Ordem unipolar em transformação
Segundo Cardoso, a configuração global unipolar, vigente desde o fim da Guerra Fria, dá lugar a uma estrutura mais multipolar. O avanço econômico e tecnológico de China, Rússia, Índia e Brasil, além de outras potências regionais, impõe desafios diretos à liderança norte-americana.
Desdolarização e BRICS
O fortalecimento de alianças alternativas, especialmente os BRICS, é apontado como fator que estimula a desdolarização e oferece caminhos fora do sistema financeiro comandado por Washington. Esse movimento, na avaliação do jornalista, corrói a influência exercida pelos EUA nas últimas décadas.
Política externa mais nacionalista
Cardoso observa que a pauta Make America Great Again (MAGA), associada a Donald Trump, adota postura nacionalista e, por vezes, tensiona a relação com aliados tradicionais, enfraquecendo parcerias construídas no pós-guerra.
Conflitos e limitação de poder
A dificuldade em oferecer soluções para guerras como as da Ucrânia e da Faixa de Gaza sustenta a percepção de um “xerife mundial” com poder cada vez mais limitado. Para o autor, a resposta do governo norte-americano concentra-se em conter a expansão chinesa e proteger interesses estratégicos.
Disputa comercial e superávit chinês
Na guerra comercial e tecnológica, os EUA aplicam tarifas e sanções, enquanto Pequim amplia a influência global. O artigo cita projeção de superávit comercial recorde de US$ 1,19 trilhão em 2025 para a China, mesmo com ritmo menor de crescimento do PIB.

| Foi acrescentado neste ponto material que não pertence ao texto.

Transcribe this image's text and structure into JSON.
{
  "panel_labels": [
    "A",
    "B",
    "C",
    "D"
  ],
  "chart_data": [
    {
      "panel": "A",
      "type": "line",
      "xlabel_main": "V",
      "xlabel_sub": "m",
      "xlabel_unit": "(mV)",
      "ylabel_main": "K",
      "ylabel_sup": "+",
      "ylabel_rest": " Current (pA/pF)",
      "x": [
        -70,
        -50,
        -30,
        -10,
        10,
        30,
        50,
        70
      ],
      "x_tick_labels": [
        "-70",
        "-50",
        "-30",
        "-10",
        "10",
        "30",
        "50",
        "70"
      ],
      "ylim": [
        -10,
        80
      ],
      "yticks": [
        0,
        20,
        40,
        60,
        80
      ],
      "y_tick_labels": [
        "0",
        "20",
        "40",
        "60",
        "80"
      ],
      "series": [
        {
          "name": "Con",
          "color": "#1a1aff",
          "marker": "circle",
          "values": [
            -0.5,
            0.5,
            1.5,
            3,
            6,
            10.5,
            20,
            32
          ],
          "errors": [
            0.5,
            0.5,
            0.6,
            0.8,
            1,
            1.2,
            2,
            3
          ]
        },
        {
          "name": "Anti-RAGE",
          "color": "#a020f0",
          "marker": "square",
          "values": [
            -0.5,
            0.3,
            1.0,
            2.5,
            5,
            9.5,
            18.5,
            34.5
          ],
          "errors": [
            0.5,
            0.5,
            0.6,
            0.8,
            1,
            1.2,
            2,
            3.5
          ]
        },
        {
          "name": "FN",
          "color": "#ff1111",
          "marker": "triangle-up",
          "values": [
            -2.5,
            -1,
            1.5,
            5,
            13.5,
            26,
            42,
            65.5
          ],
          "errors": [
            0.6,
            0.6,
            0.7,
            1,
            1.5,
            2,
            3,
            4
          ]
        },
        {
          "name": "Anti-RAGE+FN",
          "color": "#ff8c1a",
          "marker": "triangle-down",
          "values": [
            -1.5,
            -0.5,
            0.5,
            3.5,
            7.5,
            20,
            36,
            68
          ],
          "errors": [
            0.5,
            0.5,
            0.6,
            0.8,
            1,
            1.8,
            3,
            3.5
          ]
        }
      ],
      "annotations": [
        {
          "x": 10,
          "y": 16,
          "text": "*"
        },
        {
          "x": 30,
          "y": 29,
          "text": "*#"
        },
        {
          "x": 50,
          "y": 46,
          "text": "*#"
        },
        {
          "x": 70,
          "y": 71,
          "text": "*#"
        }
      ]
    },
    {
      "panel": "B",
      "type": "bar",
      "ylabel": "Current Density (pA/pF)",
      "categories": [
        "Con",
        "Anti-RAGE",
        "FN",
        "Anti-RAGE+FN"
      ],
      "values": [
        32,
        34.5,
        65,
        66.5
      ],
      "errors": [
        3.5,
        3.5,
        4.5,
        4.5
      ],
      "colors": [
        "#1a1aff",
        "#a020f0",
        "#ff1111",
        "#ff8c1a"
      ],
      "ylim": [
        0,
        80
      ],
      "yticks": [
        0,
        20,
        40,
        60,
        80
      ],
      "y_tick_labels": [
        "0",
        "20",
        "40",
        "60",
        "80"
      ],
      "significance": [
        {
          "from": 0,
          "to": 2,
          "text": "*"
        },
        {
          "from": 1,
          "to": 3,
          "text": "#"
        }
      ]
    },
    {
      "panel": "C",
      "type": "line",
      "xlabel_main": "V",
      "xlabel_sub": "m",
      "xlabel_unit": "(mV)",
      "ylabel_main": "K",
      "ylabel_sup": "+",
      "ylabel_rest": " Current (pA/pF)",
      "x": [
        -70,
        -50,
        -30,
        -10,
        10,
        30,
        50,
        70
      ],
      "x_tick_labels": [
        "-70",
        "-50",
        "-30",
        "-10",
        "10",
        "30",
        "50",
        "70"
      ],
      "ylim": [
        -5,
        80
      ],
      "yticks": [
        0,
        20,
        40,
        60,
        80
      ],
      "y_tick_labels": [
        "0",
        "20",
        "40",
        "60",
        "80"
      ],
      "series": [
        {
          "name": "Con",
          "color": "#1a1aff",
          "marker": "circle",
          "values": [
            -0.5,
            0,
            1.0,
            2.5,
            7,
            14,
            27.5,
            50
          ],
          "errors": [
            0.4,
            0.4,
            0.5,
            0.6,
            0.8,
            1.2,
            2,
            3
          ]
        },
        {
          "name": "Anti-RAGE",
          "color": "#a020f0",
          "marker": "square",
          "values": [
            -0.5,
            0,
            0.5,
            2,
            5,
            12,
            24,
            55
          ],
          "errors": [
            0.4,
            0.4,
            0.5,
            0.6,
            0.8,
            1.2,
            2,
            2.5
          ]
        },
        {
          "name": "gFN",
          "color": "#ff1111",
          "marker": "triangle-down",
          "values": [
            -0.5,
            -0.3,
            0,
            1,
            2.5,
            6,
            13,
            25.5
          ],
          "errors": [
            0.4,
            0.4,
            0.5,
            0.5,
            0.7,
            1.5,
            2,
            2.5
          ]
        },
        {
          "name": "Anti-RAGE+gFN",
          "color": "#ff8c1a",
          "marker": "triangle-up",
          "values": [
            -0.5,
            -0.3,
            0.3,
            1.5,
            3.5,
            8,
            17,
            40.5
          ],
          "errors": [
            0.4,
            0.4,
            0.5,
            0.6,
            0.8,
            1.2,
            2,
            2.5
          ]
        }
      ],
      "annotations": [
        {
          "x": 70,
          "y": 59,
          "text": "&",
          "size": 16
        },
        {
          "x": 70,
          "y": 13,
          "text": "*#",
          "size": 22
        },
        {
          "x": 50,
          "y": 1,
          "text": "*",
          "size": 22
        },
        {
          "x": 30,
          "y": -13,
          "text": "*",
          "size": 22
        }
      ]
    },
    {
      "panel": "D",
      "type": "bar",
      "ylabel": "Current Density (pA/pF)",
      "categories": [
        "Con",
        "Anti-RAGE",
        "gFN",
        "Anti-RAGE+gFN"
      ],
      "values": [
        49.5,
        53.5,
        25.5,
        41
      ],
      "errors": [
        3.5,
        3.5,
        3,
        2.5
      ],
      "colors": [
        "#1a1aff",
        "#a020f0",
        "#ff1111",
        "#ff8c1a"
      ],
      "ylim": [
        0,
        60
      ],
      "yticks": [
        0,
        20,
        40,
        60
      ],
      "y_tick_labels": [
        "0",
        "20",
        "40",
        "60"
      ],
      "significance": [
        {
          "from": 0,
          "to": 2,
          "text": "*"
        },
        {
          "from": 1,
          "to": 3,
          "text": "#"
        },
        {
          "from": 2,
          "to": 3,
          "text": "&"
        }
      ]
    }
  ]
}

Avaliação de analistas externos
O texto lembra reportagem do jornalista Murtaza Hussain, publicada no Intercept em setembro de 2017, segundo a qual “o império global americano está entrando em um longo e convulsivo declínio”, processo iniciado com a invasão do Iraque em 2003 e intensificado na presidência de Trump.
Tensão no Oriente Médio
Cardoso aponta ainda que um ataque norte-americano ao Irã – país identificado como principal parceiro comercial da China no Oriente Médio – pode resultar em derrota política para Trump e acelerar a perda de poder de Washington, após pressões exercidas contra a Venezuela.
Paralelo histórico
O jornalista compara o momento vivido pelos EUA ao declínio de antigos impérios, como os Romano, Britânico e Soviético, destacando que nenhuma dessas potências recebeu compaixão internacional quando perdeu influência.
Para Cardoso, embora o colapso norte-americano não seja imediato, a combinação de fatores geopolíticos, econômicos e estruturais indica que “ninguém vai chorar” pelo eventual fim da primazia dos Estados Unidos.